Vu les autres pièces du dossier.
Vu :
— le code de la route ;
— le code de justice administrative.
La présidente du tribunal administratif de Versailles a désigné M. Perez pour statuer sur les litiges mentionnés à l’article R. 222-13 du code de justice administrative, selon la procédure prévue par cet article.
Le magistrat désigné a dispensé la rapporteure publique, sur sa proposition, de prononcer des conclusions à l’audience, en application des dispositions de l’article R. 732-1-1 du code de justice administrative.
Les parties ont été régulièrement averties du jour de l’audience.
Le rapport de M. Perez, magistrat désigné, a été entendu au cours de l’audience publique.
Considérant ce qui suit :
1. M. B A a commis les 4 novembre 2017, 26 août 2017, 3 août 2017, 8 octobre 2017 et 16 juin 2020, différentes infractions au code de la route ayant entraîné le retrait de plusieurs points affectés à son permis de conduire. Par une décision référencée 48 SI du 20 décembre 2022, le ministre de l’intérieur a invalidé son permis de conduire. Par la présente requête, M. A demande l’annulation des retraits de points liés aux infractions mentionnées, ainsi que l’annulation de la décision 48 SI du 20 décembre 2022.
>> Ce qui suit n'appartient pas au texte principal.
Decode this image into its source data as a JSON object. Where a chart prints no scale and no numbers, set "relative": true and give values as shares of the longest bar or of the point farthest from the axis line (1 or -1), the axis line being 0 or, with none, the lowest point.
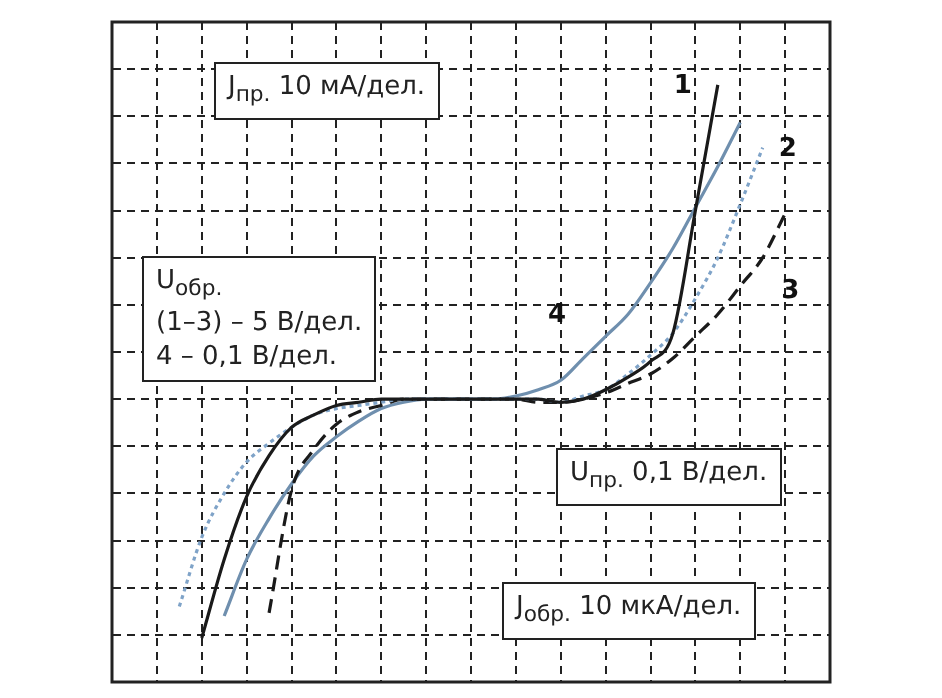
{
  "chart_data": {
    "type": "line",
    "relative": true,
    "grid": true,
    "marker": "none",
    "categories": [
      null,
      null,
      null,
      null,
      null,
      null,
      null,
      null,
      null,
      null,
      null,
      null,
      null,
      null,
      null,
      null,
      null,
      null,
      null,
      null,
      null,
      null,
      null,
      null,
      null,
      null,
      null,
      null,
      null,
      null,
      null,
      null,
      null
    ],
    "series": [
      {
        "name": "1",
        "color": "#1a1a1a",
        "line_style": "solid",
        "values": [
          null,
          null,
          null,
          null,
          -0.76,
          -0.51,
          -0.31,
          -0.18,
          -0.09,
          -0.05,
          -0.02,
          -0.01,
          0,
          0,
          0,
          0,
          0,
          0,
          0,
          0,
          -0.01,
          0,
          0.03,
          0.07,
          0.12,
          0.21,
          0.6,
          1,
          null,
          null,
          null,
          null,
          null
        ]
      },
      {
        "name": "2",
        "color": "#7fa3c8",
        "line_style": "dotted",
        "values": [
          null,
          null,
          null,
          -0.66,
          -0.44,
          -0.3,
          -0.2,
          -0.14,
          -0.09,
          -0.05,
          -0.03,
          -0.02,
          -0.01,
          0,
          0,
          0,
          0,
          0,
          0,
          0,
          -0.01,
          0.01,
          0.03,
          0.08,
          0.14,
          0.21,
          0.32,
          0.45,
          0.62,
          0.8,
          null,
          null,
          null
        ]
      },
      {
        "name": "3",
        "color": "#1a1a1a",
        "line_style": "dashed",
        "values": [
          null,
          null,
          null,
          null,
          null,
          null,
          null,
          -0.68,
          -0.29,
          -0.16,
          -0.08,
          -0.04,
          -0.02,
          0,
          0,
          0,
          0,
          0,
          0,
          -0.01,
          -0.01,
          0,
          0.02,
          0.05,
          0.08,
          0.13,
          0.2,
          0.27,
          0.36,
          0.45,
          0.59,
          null,
          null
        ]
      },
      {
        "name": "4",
        "color": "#6f8fae",
        "line_style": "solid",
        "values": [
          null,
          null,
          null,
          null,
          null,
          -0.69,
          -0.51,
          -0.38,
          -0.27,
          -0.18,
          -0.12,
          -0.07,
          -0.03,
          -0.01,
          0,
          0,
          0,
          0,
          0.01,
          0.03,
          0.06,
          0.13,
          0.2,
          0.27,
          0.37,
          0.48,
          0.61,
          0.74,
          0.88,
          null,
          null,
          null,
          null
        ]
      }
    ],
    "annotations": [
      "J$_{пр.}$ 10 мА/дел.",
      "U$_{обр.}$\n(1–3) – 5 В/дел.\n4 – 0,1 В/дел.",
      "U$_{пр.}$ 0,1 В/дел.",
      "J$_{обр.}$ 10 мкА/дел."
    ]
  }
}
Sur l’exception de non-lieu à statuer :
2. Il résulte de l’instruction, et particulièrement du relevé d’information intégral du 12 décembre 2023 que les mentions relatives à l’infraction commise le 16 juin 2020 ont été supprimées et que celles-ci ne donnent plus lieu à un retrait de points, qu’aucun point n’est retiré suite à l’infraction commise le 4 novembre 2017, et que, suite à ces rectifications, les mentions relatives à la décision 48 SI du 20 décembre 2022 ont été supprimées. Par suite, les conclusions à fin d’annulation de la décision 48 SI du 20 décembre 2022 et des décisions de retrait de points correspondant aux infractions du 16 juin 2020 et du 4 novembre 2017 sont sans objet, et il n’y a plus lieu de statuer sur celles-ci.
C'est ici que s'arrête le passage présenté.